Tántalo frente al estanque

Rufo Caballero (2002)

Todo escritor sucumbe a un tic trágico: volvería a escribir aquellas, cualesquiera páginas. Quizá no intentara volver a vivir los mismos argumentos, pero es raro el escritor que no halle gastadas las viejas palabras y no trate de reinventar, desde el ahora, incluso sus textos más queridos. Tengo que decir que no volvería a escribir, jamás, Tántalo frente al estanque, un texto que me puede gustar más o menos, pero que tiene la virtud, para mí, de ser exacto.  

Para cumplir la norma de la línea editorial en la que se inserta, es un ensayo breve. Y no sé qué pasaría si tuviera una palabra más. 

Les confieso que lo escribí en un estado de plena felicidad; o sea, turbado y gozoso, bajo la sensación de estar transportado. Tántalo frente al estanque me permitió el tipo de escritura que más me interesa, y que no siempre puedo hacer, asediado por las circunstancias y otras tentaciones. La metafísica de la creación es el río que lo recorre, según fluyen las pulsiones de la escritura, sin más. Uno de esos ensayos que se escriben solos. Uno de mis ensayos más abstractos y al propio tiempo más sentidos. Intenta explicar, compartir, ese instante en que la voz del legado, una voz de frágil gravedad, como de cello, se convierte en otra cosa al atravesar la galaxia Montoto –como la ha llamado, gustoso, mi amigo Alberto Garrandés. ¿Qué terremoto, qué espasmo, que violencia sagrada tiene lugar cuando la ronca voz del legado se convierte en materia Montoto? Sobre ese parto, un rito, su ritmo, su ambición y su plenitud, es que trata mi texto.

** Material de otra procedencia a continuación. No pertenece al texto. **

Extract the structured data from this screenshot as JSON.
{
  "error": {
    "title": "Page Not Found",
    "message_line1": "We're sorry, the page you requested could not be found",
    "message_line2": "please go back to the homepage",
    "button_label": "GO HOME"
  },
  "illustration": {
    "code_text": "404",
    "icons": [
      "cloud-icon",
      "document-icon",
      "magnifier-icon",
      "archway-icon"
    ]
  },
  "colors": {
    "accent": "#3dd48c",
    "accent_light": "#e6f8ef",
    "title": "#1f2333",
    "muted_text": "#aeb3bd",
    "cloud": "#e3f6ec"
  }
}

He podido escribirlo transportado en la medida en que Arturo, la verdadera y única gloria de este libro, es un hombre debatido entre dos estaciones enemigas: tiene el hambre del genio atormentado, y tiene la serenidad de los clásicos. Todo en Arturo turba, sin que nada perturbe. El gran problema de su pintura –que es por cierto el gran problema del arte contemporáneo-, o sea, el dilema de la representación en un mundo que ha extraviado los referentes, constituye la gran obsesión de su vida. Aristotélico que no perdona mi platonismo, está, no se dude, definitivamente enramado en la fluencia más vital de la cultura cubana. La tristeza de sus muros, la desazón del mango sorprendido en la escalinata, la elocuencia del libro que bate sus páginas ante la reja, este otro olor de la guayaba, son todos índices de un mundo. Pero son más que todo, ellos mismos, mundo. La materia Montoto hace un bocado fortísimo para la agradecida cultura de esta isla entera y quebrada. 

Miro a Tántalo y me veo del otro lado, pues he tenido el gustazo de regalarle a esta cultura un fragmento de interpretación difícil (siempre que ha debido leer los amagos y los sobrevuelos de la sutileza) para un arte seguro que esta al centro de su rumbo. Veo a Tántalo con pena, porque del otro lado, con la misma humildad con que escribí el banquete, me apresto ahora a repartirlo, a difuminar y hacer crecer los efectos de la nueva voz.